Bar owners, however, will likely be unhappy with the result. Some bar owners sued Gov. Ducey last year when he allowed restaurants to serve to-go cocktails, a privilege bar owners pay for with their liquor license.
To-go cocktails at Arizona restaurants could make a return sooner than later.
The Arizona Legislature passed H.B 2773 on Monday, which would allow some Arizona restaurants to sell to-go beer, wine, and cocktails with some stipulations. That bill is now headed to Arizona Gov. Doug Ducey to sign or reject.
Under the bill:
- Restaurants would be allowed to apply for a lease from the Arizona Department of Liquor Licenses and Control to sell to-go beer, wine, and cocktails with a food order and to also use third-party delivery services for to-go alcohol.
- Bars will be allowed to sell to-go cocktails. They already have the ability to serve to-go beer and wine.
- Restaurants would have to stop selling to-go alcohol when their kitchen stops selling food, and third-party contractors cannot deliver alcohol between the hours of 2 a.m. and 6 a.m.
- These leases would be available for one year.
If signed, the bill would go into effect on Oct. 1, 2021, according to a House summary on the Arizona Legislature's webite.
Typically, only bars with a Series 6 or 7 liquor license (bar or wine bar license) could sell alcohol for off-site consumption, such as beer and wine, in sealed containers. Those licenses are also significantly more expensive than a Series 12 license, commonly referred to as a restaurant license, which does not include the ability to sell to-go alcohol, officials have said.

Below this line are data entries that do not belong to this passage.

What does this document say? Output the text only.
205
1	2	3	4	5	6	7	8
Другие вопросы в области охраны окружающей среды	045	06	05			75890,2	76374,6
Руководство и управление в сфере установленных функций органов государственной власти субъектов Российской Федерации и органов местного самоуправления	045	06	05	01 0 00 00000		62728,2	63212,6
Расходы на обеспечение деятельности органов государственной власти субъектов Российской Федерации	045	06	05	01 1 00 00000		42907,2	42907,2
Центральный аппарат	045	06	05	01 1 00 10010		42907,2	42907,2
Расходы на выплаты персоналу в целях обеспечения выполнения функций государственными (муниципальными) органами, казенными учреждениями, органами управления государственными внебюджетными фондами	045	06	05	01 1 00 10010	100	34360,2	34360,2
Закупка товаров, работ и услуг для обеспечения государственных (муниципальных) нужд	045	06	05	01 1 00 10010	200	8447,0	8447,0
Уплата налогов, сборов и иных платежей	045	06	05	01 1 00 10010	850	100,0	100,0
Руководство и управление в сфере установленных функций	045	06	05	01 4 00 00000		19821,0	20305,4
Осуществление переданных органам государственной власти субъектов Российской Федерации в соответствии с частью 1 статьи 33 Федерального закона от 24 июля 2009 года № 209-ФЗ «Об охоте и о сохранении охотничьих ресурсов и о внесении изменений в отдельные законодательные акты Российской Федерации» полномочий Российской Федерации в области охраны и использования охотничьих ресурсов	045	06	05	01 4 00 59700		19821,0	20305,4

Last year, Arizona Gov. Doug Ducey temporarily relaxed the rules regarding who could and could not sell to-go alcohol in an effort to support restaurants during the ongoing COVID-19 pandemic after their dining rooms were ordered to close.
Some bar owners felt that the rule was unfair, arbitrary and put them at a disadvantage since most bars had to remain closed, even after restaurants were later allowed to reopen with reduced capacity. They took the matter to court, claiming Governor Ducey's executive order violated state law, and a judge agreed.
Arizona Rep. Jeff Weninger introduced the measure to the Arizona Legislature, which was heavily supported by the Arizona Restaurant Association, Arizona Craft Brewers Guild, and Arizona Licensed Beverage Association.
"The passage of HB 2773 is a win-win for consumers, who approve of to-go cocktails by an overwhelming margin, and for restaurants and bars, by creating the flexibility needed to respond to changing customer demands,” said Dan Bogert, chief operating officer of the Arizona Restaurant Association, in a statement.
“Supporting cocktails to-go and creating the ability to deliver alcohol along with food orders in a safe and responsible way will play a big role in helping the industry recover from the gravest economic challenge restaurants and bars have faced."
David Delos, president of the Arizona Licensed Beverage Association, a group that was against restaurants having the ability to sell to-go alcohol, said in a statement that "time will tell if this bill's passage is a good thing."
"We worked against it as hard as we could ultimately not knowing how many votes we had before the senate hearing. We brokered a compromise that will protect our members and the value of their liquor licenses and gives them new privileges. Many believe this is the first step to modernizing our liquor laws," he said. "This was something the governor's office and many big restaurants wanted as additional revenue source as they were very successful during the pandemic selling drinks to go. We won’t know the true effects of this bill on public safety for years."